İlk konuşmacımız şair, yazar, yayıncı, Sol Yayınları’nın kurucusu, 1980’de katledilen kardeşi İlhan Erdost’tan sonra Onur Yayınları’nın sahibi ve yönetmeni, İkinci Yeni akımının isim babası, değerli ağabeyimiz Muzaffer İlhan Erdost idi. Erdost, “ Rüzgarlı Sokak, Pazar Postası, İkinci Yeni, Cemal Süreya” başlıklı, bir saati aşkın konuşmasında, her kilometresi onurlu mücadelelerle geçmiş 84 yıllık yaşamından damıtılan zarif, seçkin üslubuyla bize İkinci Yeni’yi, İkinci Yeni’de Cemal Süreya’nın, O’nun deyimiyle Cemal’in yerini paha biçilmez anılarla süsleyerek anlattı.
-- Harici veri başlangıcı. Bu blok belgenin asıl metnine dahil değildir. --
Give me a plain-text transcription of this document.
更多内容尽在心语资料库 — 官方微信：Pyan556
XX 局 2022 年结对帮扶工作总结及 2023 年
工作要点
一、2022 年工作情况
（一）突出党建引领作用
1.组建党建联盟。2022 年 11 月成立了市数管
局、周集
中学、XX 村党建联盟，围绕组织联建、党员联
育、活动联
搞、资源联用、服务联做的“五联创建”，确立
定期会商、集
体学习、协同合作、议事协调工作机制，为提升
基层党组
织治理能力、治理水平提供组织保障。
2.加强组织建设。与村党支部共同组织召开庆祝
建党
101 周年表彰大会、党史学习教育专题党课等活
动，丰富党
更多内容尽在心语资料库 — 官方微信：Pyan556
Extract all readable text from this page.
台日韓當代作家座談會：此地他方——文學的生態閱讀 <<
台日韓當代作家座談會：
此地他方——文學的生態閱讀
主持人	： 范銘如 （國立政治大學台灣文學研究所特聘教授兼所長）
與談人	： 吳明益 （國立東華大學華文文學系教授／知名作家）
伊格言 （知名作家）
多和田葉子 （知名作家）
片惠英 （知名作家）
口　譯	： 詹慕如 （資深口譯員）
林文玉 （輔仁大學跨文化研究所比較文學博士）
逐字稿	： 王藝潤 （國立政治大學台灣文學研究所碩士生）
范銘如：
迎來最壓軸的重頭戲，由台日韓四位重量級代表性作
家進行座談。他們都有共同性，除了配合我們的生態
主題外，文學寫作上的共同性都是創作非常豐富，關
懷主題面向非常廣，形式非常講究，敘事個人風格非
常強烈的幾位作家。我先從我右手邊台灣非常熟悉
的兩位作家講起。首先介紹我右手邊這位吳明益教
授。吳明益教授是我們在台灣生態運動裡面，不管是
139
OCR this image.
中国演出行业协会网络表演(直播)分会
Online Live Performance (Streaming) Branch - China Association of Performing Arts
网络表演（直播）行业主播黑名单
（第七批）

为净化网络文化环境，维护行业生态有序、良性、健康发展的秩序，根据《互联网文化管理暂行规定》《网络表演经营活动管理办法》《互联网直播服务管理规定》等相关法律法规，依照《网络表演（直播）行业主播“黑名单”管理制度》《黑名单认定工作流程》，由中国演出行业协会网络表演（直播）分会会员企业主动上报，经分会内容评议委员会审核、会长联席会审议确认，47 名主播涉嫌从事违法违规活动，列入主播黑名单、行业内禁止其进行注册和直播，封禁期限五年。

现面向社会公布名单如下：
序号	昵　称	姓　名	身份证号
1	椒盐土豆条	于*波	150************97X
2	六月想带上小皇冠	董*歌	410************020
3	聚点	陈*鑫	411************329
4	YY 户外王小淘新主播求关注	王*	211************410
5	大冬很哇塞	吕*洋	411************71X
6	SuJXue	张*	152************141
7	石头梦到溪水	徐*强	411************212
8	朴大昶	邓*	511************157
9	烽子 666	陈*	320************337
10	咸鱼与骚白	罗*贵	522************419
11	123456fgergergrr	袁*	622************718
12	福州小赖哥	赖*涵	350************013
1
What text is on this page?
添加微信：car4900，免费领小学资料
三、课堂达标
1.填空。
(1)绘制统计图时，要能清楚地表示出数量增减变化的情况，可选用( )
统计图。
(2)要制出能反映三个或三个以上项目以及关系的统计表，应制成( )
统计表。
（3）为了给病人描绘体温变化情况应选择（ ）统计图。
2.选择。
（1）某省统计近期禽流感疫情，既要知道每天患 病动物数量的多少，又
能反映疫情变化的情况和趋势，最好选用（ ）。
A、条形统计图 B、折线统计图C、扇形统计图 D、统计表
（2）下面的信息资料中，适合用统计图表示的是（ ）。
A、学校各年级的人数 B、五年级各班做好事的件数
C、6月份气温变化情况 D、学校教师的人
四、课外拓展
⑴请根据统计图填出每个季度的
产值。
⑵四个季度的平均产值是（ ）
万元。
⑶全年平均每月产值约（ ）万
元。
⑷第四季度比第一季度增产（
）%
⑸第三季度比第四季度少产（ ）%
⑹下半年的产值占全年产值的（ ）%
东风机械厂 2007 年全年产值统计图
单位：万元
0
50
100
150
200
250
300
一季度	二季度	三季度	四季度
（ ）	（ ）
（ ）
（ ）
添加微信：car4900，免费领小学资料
Erdost, Pazar Postası’ndaki “İkinci Yeni” yazısına atfen “Artık A’nın, B’nin, C’nin yazdıkları gibi büyük şiirler yazılmıyor, şiirimiz gittikçe kötüleşiyor” diye yazmışlar; 1956 yılının Ağustos ayı, ben de, “Bazı şairler A gibi, B gibi, C gibi şiir yazmak istemiyorlar, X şair x gibi, Y şair y gibi, Z şair z gibi yazmak istiyorlar, yani geçmişten gelen anonimleşen sesi, sözü, estetiği aşmak, kendilerinin sesi, sözü, estetiği olan şiiri yazmak istiyorlar” diye yazdığını belirtti. “Kolay şiirden zor şiire geçiş”, “mısra yapısı”, “şiiri düşünüş farklılığı”, “bu şiiri bir önceki şiir beğenisiyle değerlendirmemek” cümleciklerinin, Erdost’un 60 yıla yakın süre önce kaleme aldığı yazısında geçen anahtar kavramlar olduğunu öğreniyoruz. Erdost, İkinci Yeni’nin, dar anlamda değil de geniş anlamda bir akım olarak nitelenebileceğini; belirli bir dönemde, belirli bir toplumsal ve dolayısıyla kültürel aşamada yaygınlaşan bir eğilimin, her şairin birbirinin şiirini değil, kendi şiirini yazdığı anlamda bir akım sayılabileceğini söyledi.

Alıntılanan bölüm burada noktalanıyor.